Simon Marchand, Chef de la prévention de la fraude au sein de la division Sécurité et Biométrie de la firme Nuance expliquait les principaux inconvénients liés à l’usage continue des mots de passe, démontrant la fiabilité technologie biométrique de l’importance adaptation rapide des habitudes en la matière : « A mesure que les consommateurs vont être confrontés à une activité frauduleuse en plein essor – particulièrement en ces temps de pandémie – ils attendront une meilleure protection de la part des entreprises avec lesquelles ils échangent. Beaucoup d’entre eux prendront même les devants, cessant d’utiliser des services basés sur des méthodes de protection archaïques comme les mots de passe, pour se tourner vers des approches plus innovantes et rassurantes comme les technologies biométriques.

La biométrie a fait ses preuves pour aider à attraper des cybercriminels au moment-même où ils essayent de commettre une fraude, et pour permettre de prévenir cette situation. Plus d’un tiers (36%) des consommateurs se déclarent disposés à collaborer avec des entreprises qui utilisent la biométrie. Un quart (25%) d’entre eux souhaitent même que davantage d’entreprises y aient recours.

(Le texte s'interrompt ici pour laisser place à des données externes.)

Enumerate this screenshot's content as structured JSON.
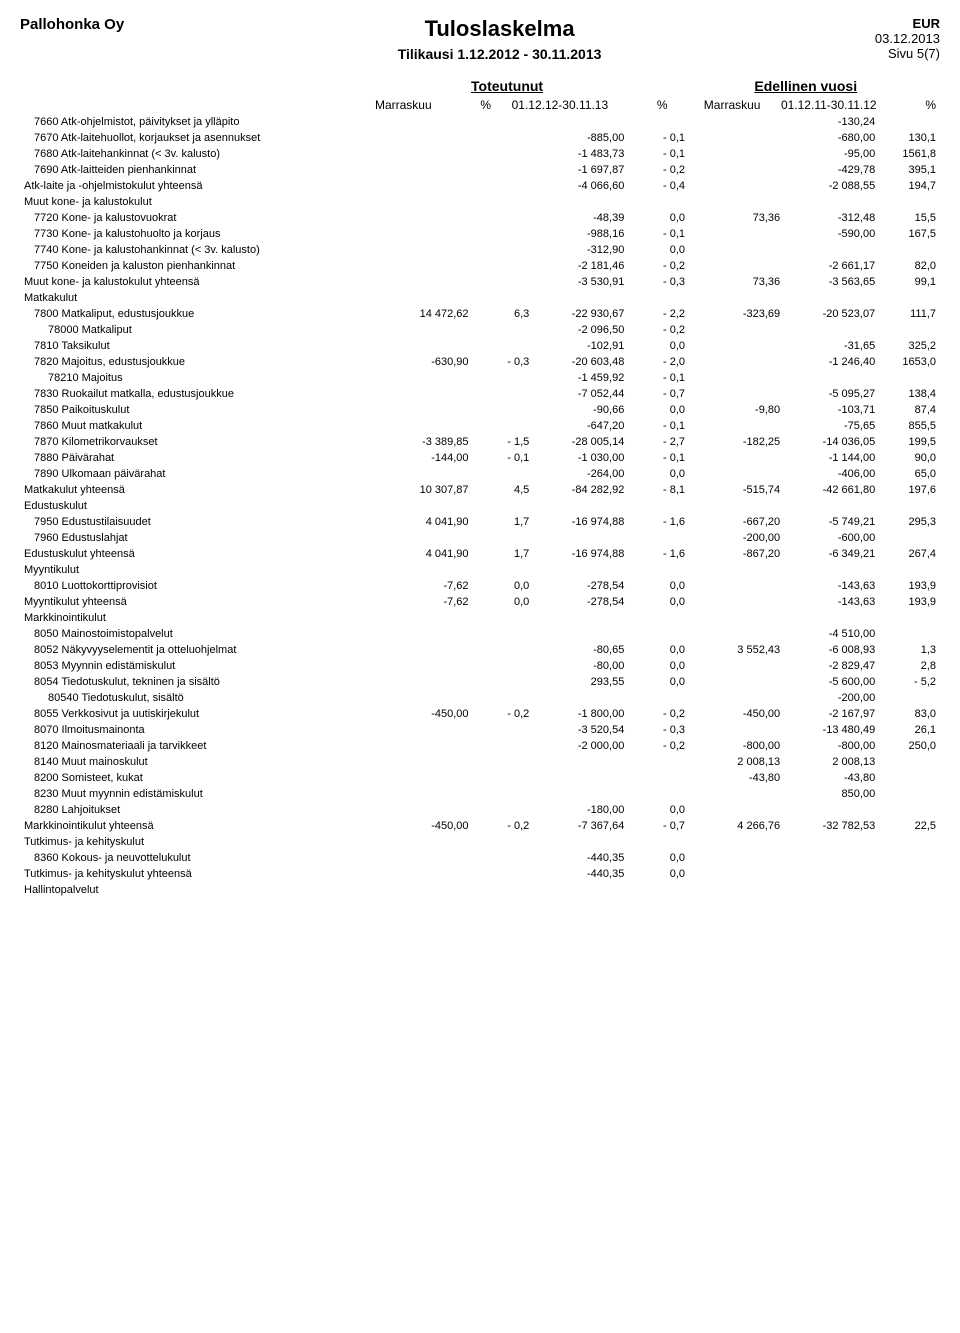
{
  "meta": {
    "company": "Pallohonka Oy",
    "title": "Tuloslaskelma",
    "period": "Tilikausi 1.12.2012 - 30.11.2013",
    "currency": "EUR",
    "date": "03.12.2013",
    "page": "Sivu 5(7)",
    "group_current": "Toteutunut",
    "group_prev": "Edellinen vuosi",
    "sub_c1": "Marraskuu",
    "sub_c2": "%",
    "sub_c3": "01.12.12-30.11.13",
    "sub_c4": "%",
    "sub_p1": "Marraskuu",
    "sub_p2": "01.12.11-30.11.12",
    "sub_p3": "%"
  },
  "style": {
    "background": "#ffffff",
    "text_color": "#000000",
    "font_family": "Arial",
    "title_fontsize": 22,
    "body_fontsize": 11
  },
  "rows": [
    {
      "indent": 1,
      "label": "7660 Atk-ohjelmistot, päivitykset ja ylläpito",
      "c1": "",
      "c2": "",
      "c3": "",
      "c4": "",
      "p1": "",
      "p2": "-130,24",
      "p3": ""
    },
    {
      "indent": 1,
      "label": "7670 Atk-laitehuollot, korjaukset ja asennukset",
      "c1": "",
      "c2": "",
      "c3": "-885,00",
      "c4": "- 0,1",
      "p1": "",
      "p2": "-680,00",
      "p3": "130,1"
    },
    {
      "indent": 1,
      "label": "7680 Atk-laitehankinnat (< 3v. kalusto)",
      "c1": "",
      "c2": "",
      "c3": "-1 483,73",
      "c4": "- 0,1",
      "p1": "",
      "p2": "-95,00",
      "p3": "1561,8"
    },
    {
      "indent": 1,
      "label": "7690 Atk-laitteiden pienhankinnat",
      "c1": "",
      "c2": "",
      "c3": "-1 697,87",
      "c4": "- 0,2",
      "p1": "",
      "p2": "-429,78",
      "p3": "395,1"
    },
    {
      "indent": 0,
      "label": "Atk-laite ja -ohjelmistokulut yhteensä",
      "c1": "",
      "c2": "",
      "c3": "-4 066,60",
      "c4": "- 0,4",
      "p1": "",
      "p2": "-2 088,55",
      "p3": "194,7"
    },
    {
      "indent": 0,
      "label": "Muut kone- ja kalustokulut",
      "c1": "",
      "c2": "",
      "c3": "",
      "c4": "",
      "p1": "",
      "p2": "",
      "p3": ""
    },
    {
      "indent": 1,
      "label": "7720 Kone- ja kalustovuokrat",
      "c1": "",
      "c2": "",
      "c3": "-48,39",
      "c4": "0,0",
      "p1": "73,36",
      "p2": "-312,48",
      "p3": "15,5"
    },
    {
      "indent": 1,
      "label": "7730 Kone- ja kalustohuolto ja korjaus",
      "c1": "",
      "c2": "",
      "c3": "-988,16",
      "c4": "- 0,1",
      "p1": "",
      "p2": "-590,00",
      "p3": "167,5"
    },
    {
      "indent": 1,
      "label": "7740 Kone- ja kalustohankinnat (< 3v. kalusto)",
      "c1": "",
      "c2": "",
      "c3": "-312,90",
      "c4": "0,0",
      "p1": "",
      "p2": "",
      "p3": ""
    },
    {
      "indent": 1,
      "label": "7750 Koneiden ja kaluston pienhankinnat",
      "c1": "",
      "c2": "",
      "c3": "-2 181,46",
      "c4": "- 0,2",
      "p1": "",
      "p2": "-2 661,17",
      "p3": "82,0"
    },
    {
      "indent": 0,
      "label": "Muut kone- ja kalustokulut yhteensä",
      "c1": "",
      "c2": "",
      "c3": "-3 530,91",
      "c4": "- 0,3",
      "p1": "73,36",
      "p2": "-3 563,65",
      "p3": "99,1"
    },
    {
      "indent": 0,
      "label": "Matkakulut",
      "c1": "",
      "c2": "",
      "c3": "",
      "c4": "",
      "p1": "",
      "p2": "",
      "p3": ""
    },
    {
      "indent": 1,
      "label": "7800 Matkaliput, edustusjoukkue",
      "c1": "14 472,62",
      "c2": "6,3",
      "c3": "-22 930,67",
      "c4": "- 2,2",
      "p1": "-323,69",
      "p2": "-20 523,07",
      "p3": "111,7"
    },
    {
      "indent": 2,
      "label": "78000 Matkaliput",
      "c1": "",
      "c2": "",
      "c3": "-2 096,50",
      "c4": "- 0,2",
      "p1": "",
      "p2": "",
      "p3": ""
    },
    {
      "indent": 1,
      "label": "7810 Taksikulut",
      "c1": "",
      "c2": "",
      "c3": "-102,91",
      "c4": "0,0",
      "p1": "",
      "p2": "-31,65",
      "p3": "325,2"
    },
    {
      "indent": 1,
      "label": "7820 Majoitus, edustusjoukkue",
      "c1": "-630,90",
      "c2": "- 0,3",
      "c3": "-20 603,48",
      "c4": "- 2,0",
      "p1": "",
      "p2": "-1 246,40",
      "p3": "1653,0"
    },
    {
      "indent": 2,
      "label": "78210 Majoitus",
      "c1": "",
      "c2": "",
      "c3": "-1 459,92",
      "c4": "- 0,1",
      "p1": "",
      "p2": "",
      "p3": ""
    },
    {
      "indent": 1,
      "label": "7830 Ruokailut matkalla, edustusjoukkue",
      "c1": "",
      "c2": "",
      "c3": "-7 052,44",
      "c4": "- 0,7",
      "p1": "",
      "p2": "-5 095,27",
      "p3": "138,4"
    },
    {
      "indent": 1,
      "label": "7850 Paikoituskulut",
      "c1": "",
      "c2": "",
      "c3": "-90,66",
      "c4": "0,0",
      "p1": "-9,80",
      "p2": "-103,71",
      "p3": "87,4"
    },
    {
      "indent": 1,
      "label": "7860 Muut matkakulut",
      "c1": "",
      "c2": "",
      "c3": "-647,20",
      "c4": "- 0,1",
      "p1": "",
      "p2": "-75,65",
      "p3": "855,5"
    },
    {
      "indent": 1,
      "label": "7870 Kilometrikorvaukset",
      "c1": "-3 389,85",
      "c2": "- 1,5",
      "c3": "-28 005,14",
      "c4": "- 2,7",
      "p1": "-182,25",
      "p2": "-14 036,05",
      "p3": "199,5"
    },
    {
      "indent": 1,
      "label": "7880 Päivärahat",
      "c1": "-144,00",
      "c2": "- 0,1",
      "c3": "-1 030,00",
      "c4": "- 0,1",
      "p1": "",
      "p2": "-1 144,00",
      "p3": "90,0"
    },
    {
      "indent": 1,
      "label": "7890 Ulkomaan päivärahat",
      "c1": "",
      "c2": "",
      "c3": "-264,00",
      "c4": "0,0",
      "p1": "",
      "p2": "-406,00",
      "p3": "65,0"
    },
    {
      "indent": 0,
      "label": "Matkakulut yhteensä",
      "c1": "10 307,87",
      "c2": "4,5",
      "c3": "-84 282,92",
      "c4": "- 8,1",
      "p1": "-515,74",
      "p2": "-42 661,80",
      "p3": "197,6"
    },
    {
      "indent": 0,
      "label": "Edustuskulut",
      "c1": "",
      "c2": "",
      "c3": "",
      "c4": "",
      "p1": "",
      "p2": "",
      "p3": ""
    },
    {
      "indent": 1,
      "label": "7950 Edustustilaisuudet",
      "c1": "4 041,90",
      "c2": "1,7",
      "c3": "-16 974,88",
      "c4": "- 1,6",
      "p1": "-667,20",
      "p2": "-5 749,21",
      "p3": "295,3"
    },
    {
      "indent": 1,
      "label": "7960 Edustuslahjat",
      "c1": "",
      "c2": "",
      "c3": "",
      "c4": "",
      "p1": "-200,00",
      "p2": "-600,00",
      "p3": ""
    },
    {
      "indent": 0,
      "label": "Edustuskulut yhteensä",
      "c1": "4 041,90",
      "c2": "1,7",
      "c3": "-16 974,88",
      "c4": "- 1,6",
      "p1": "-867,20",
      "p2": "-6 349,21",
      "p3": "267,4"
    },
    {
      "indent": 0,
      "label": "Myyntikulut",
      "c1": "",
      "c2": "",
      "c3": "",
      "c4": "",
      "p1": "",
      "p2": "",
      "p3": ""
    },
    {
      "indent": 1,
      "label": "8010 Luottokorttiprovisiot",
      "c1": "-7,62",
      "c2": "0,0",
      "c3": "-278,54",
      "c4": "0,0",
      "p1": "",
      "p2": "-143,63",
      "p3": "193,9"
    },
    {
      "indent": 0,
      "label": "Myyntikulut yhteensä",
      "c1": "-7,62",
      "c2": "0,0",
      "c3": "-278,54",
      "c4": "0,0",
      "p1": "",
      "p2": "-143,63",
      "p3": "193,9"
    },
    {
      "indent": 0,
      "label": "Markkinointikulut",
      "c1": "",
      "c2": "",
      "c3": "",
      "c4": "",
      "p1": "",
      "p2": "",
      "p3": ""
    },
    {
      "indent": 1,
      "label": "8050 Mainostoimistopalvelut",
      "c1": "",
      "c2": "",
      "c3": "",
      "c4": "",
      "p1": "",
      "p2": "-4 510,00",
      "p3": ""
    },
    {
      "indent": 1,
      "label": "8052 Näkyvyyselementit ja otteluohjelmat",
      "c1": "",
      "c2": "",
      "c3": "-80,65",
      "c4": "0,0",
      "p1": "3 552,43",
      "p2": "-6 008,93",
      "p3": "1,3"
    },
    {
      "indent": 1,
      "label": "8053 Myynnin edistämiskulut",
      "c1": "",
      "c2": "",
      "c3": "-80,00",
      "c4": "0,0",
      "p1": "",
      "p2": "-2 829,47",
      "p3": "2,8"
    },
    {
      "indent": 1,
      "label": "8054 Tiedotuskulut, tekninen ja sisältö",
      "c1": "",
      "c2": "",
      "c3": "293,55",
      "c4": "0,0",
      "p1": "",
      "p2": "-5 600,00",
      "p3": "- 5,2"
    },
    {
      "indent": 2,
      "label": "80540 Tiedotuskulut, sisältö",
      "c1": "",
      "c2": "",
      "c3": "",
      "c4": "",
      "p1": "",
      "p2": "-200,00",
      "p3": ""
    },
    {
      "indent": 1,
      "label": "8055 Verkkosivut ja uutiskirjekulut",
      "c1": "-450,00",
      "c2": "- 0,2",
      "c3": "-1 800,00",
      "c4": "- 0,2",
      "p1": "-450,00",
      "p2": "-2 167,97",
      "p3": "83,0"
    },
    {
      "indent": 1,
      "label": "8070 Ilmoitusmainonta",
      "c1": "",
      "c2": "",
      "c3": "-3 520,54",
      "c4": "- 0,3",
      "p1": "",
      "p2": "-13 480,49",
      "p3": "26,1"
    },
    {
      "indent": 1,
      "label": "8120 Mainosmateriaali ja tarvikkeet",
      "c1": "",
      "c2": "",
      "c3": "-2 000,00",
      "c4": "- 0,2",
      "p1": "-800,00",
      "p2": "-800,00",
      "p3": "250,0"
    },
    {
      "indent": 1,
      "label": "8140 Muut mainoskulut",
      "c1": "",
      "c2": "",
      "c3": "",
      "c4": "",
      "p1": "2 008,13",
      "p2": "2 008,13",
      "p3": ""
    },
    {
      "indent": 1,
      "label": "8200 Somisteet, kukat",
      "c1": "",
      "c2": "",
      "c3": "",
      "c4": "",
      "p1": "-43,80",
      "p2": "-43,80",
      "p3": ""
    },
    {
      "indent": 1,
      "label": "8230 Muut myynnin edistämiskulut",
      "c1": "",
      "c2": "",
      "c3": "",
      "c4": "",
      "p1": "",
      "p2": "850,00",
      "p3": ""
    },
    {
      "indent": 1,
      "label": "8280 Lahjoitukset",
      "c1": "",
      "c2": "",
      "c3": "-180,00",
      "c4": "0,0",
      "p1": "",
      "p2": "",
      "p3": ""
    },
    {
      "indent": 0,
      "label": "Markkinointikulut yhteensä",
      "c1": "-450,00",
      "c2": "- 0,2",
      "c3": "-7 367,64",
      "c4": "- 0,7",
      "p1": "4 266,76",
      "p2": "-32 782,53",
      "p3": "22,5"
    },
    {
      "indent": 0,
      "label": "Tutkimus- ja kehityskulut",
      "c1": "",
      "c2": "",
      "c3": "",
      "c4": "",
      "p1": "",
      "p2": "",
      "p3": ""
    },
    {
      "indent": 1,
      "label": "8360 Kokous- ja neuvottelukulut",
      "c1": "",
      "c2": "",
      "c3": "-440,35",
      "c4": "0,0",
      "p1": "",
      "p2": "",
      "p3": ""
    },
    {
      "indent": 0,
      "label": "Tutkimus- ja kehityskulut yhteensä",
      "c1": "",
      "c2": "",
      "c3": "-440,35",
      "c4": "0,0",
      "p1": "",
      "p2": "",
      "p3": ""
    },
    {
      "indent": 0,
      "label": "Hallintopalvelut",
      "c1": "",
      "c2": "",
      "c3": "",
      "c4": "",
      "p1": "",
      "p2": "",
      "p3": ""
    }
  ]
}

Les organisations doivent en permanence travailler à équilibrer une expérience utilisateur fluide et facilement accessible avec de solides mesures de sécurité. Les consommateurs se servent de plus en plus des canaux digitaux, sur lesquels ils attendent un certain niveau de sécurité. En revanche, ils ne souhaitent pas ressentir la moindre frustration en utilisant ces services. Les mots de passe sont non seulement une contrainte pour les utilisateurs, mais ils présentent par essence un degré de protection limité. En cette Journée mondiale du mot de passe, il est grand temps de repenser nos méthodes d’authentification. ».

Pour conclure, plusieurs solutions existent aujourd’hui pour remplacer le mot de passe. Les développements continuent et peu à peu, il ne sera pas étonnant de voir moins d’utilisation de cet ancien protocole de sécurité. Mais pour l’heure, mot de passe demeure.